El drama de la inmigración siempre ha sido -y será- uno de los temas que más vergüenza producen a la sociedad pero que menos respuesta acarrean. Siempre nos dicen "ésto no volverá a ocurrir", y creemos como si fuéramos niños lo que nos dicen. Pero vuelve a ocurrir, y -paradójicamente- nos lamentamos. Cuando en España la "prosperidad" aún estaba entre nosotros y miles y miles de personas -que no números- llegaban semanalmente a nuestras costas, veíamos la inmigración como un problema. Ahora que este flujo se ha reducido muy considerablemente, la sociedad parece haberse olvidado de ello. Es curioso cómo mostramos un profundo lamento y consideración hacia la muerte de cientos de inmigrantes ansiosos de libertad y derechos en costas italianas y, cuando llegan a España, se convierten en un problema a erradicar.
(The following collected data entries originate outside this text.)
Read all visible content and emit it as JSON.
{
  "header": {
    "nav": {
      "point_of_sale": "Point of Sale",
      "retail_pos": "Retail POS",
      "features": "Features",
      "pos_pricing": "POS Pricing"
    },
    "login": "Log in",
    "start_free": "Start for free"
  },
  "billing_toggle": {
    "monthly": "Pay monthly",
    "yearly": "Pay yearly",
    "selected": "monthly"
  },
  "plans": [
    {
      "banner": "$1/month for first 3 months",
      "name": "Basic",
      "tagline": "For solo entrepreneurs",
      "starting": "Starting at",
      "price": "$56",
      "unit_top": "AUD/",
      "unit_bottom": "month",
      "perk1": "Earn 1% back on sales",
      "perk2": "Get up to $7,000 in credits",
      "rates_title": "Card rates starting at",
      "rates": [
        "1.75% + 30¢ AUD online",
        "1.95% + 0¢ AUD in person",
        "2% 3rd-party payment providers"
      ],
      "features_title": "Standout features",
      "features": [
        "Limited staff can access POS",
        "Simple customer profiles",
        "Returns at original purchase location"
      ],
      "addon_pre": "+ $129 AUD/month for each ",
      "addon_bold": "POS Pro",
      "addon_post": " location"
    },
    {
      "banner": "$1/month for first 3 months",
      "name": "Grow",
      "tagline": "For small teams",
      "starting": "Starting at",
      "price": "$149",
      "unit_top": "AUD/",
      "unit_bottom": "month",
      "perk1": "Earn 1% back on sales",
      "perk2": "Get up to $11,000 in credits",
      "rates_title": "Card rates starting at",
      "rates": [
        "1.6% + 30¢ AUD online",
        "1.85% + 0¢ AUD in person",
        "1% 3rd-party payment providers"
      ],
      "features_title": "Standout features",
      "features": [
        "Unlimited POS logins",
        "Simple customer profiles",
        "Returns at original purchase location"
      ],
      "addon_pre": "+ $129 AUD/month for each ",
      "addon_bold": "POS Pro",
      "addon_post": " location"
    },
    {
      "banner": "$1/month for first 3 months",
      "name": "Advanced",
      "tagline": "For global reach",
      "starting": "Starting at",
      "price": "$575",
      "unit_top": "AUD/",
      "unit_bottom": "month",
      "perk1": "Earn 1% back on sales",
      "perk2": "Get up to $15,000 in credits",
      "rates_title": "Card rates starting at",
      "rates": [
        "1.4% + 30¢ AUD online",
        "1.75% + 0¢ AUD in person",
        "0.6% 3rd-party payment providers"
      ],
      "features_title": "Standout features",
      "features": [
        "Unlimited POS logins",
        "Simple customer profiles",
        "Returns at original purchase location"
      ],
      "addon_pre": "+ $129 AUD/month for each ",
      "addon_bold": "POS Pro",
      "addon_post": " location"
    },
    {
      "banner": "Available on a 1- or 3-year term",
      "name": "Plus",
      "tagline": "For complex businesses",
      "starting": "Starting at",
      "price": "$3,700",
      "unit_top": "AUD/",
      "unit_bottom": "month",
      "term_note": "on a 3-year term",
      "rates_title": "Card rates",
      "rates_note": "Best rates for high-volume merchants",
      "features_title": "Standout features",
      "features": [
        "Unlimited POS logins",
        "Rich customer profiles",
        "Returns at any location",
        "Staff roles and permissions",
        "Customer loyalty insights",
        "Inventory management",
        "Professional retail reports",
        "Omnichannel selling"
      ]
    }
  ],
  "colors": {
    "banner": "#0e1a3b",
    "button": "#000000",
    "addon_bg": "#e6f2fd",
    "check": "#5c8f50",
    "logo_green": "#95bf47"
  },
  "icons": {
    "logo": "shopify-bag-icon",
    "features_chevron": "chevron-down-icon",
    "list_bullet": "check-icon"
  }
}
Decía nuestro benevolente y agraciado presidente, el señor Mariano Rajoy, refiriéndose a la llegada de subsaharianos a Canarias en 2008:
"Seré implacable con la inmigración"
Si las fronteras dentro de Europa desaparecieron, los muros levantados en torno a ésta han sido implacables con la inmigración. Las leyes permiten a un mango viajar de un extremo a otro del planeta para ser consumido y luego impiden a un ser humano atravesar una línea imaginaria a la que llamamos frontera. El presidente de la Comisión Europea, Durão Barroso, y el italiano, Enrico Letta, se lamentan ahora profundamente de la muerte de cientos y cientos de inmigrantes que vieron su sueño de llegar a Europa transformado en pesadilla. Se lamentan tal como hicieron otros tantos políticos y organizaciones que abandonaron el tema en el cajón desastre. No solo ellos, insisto.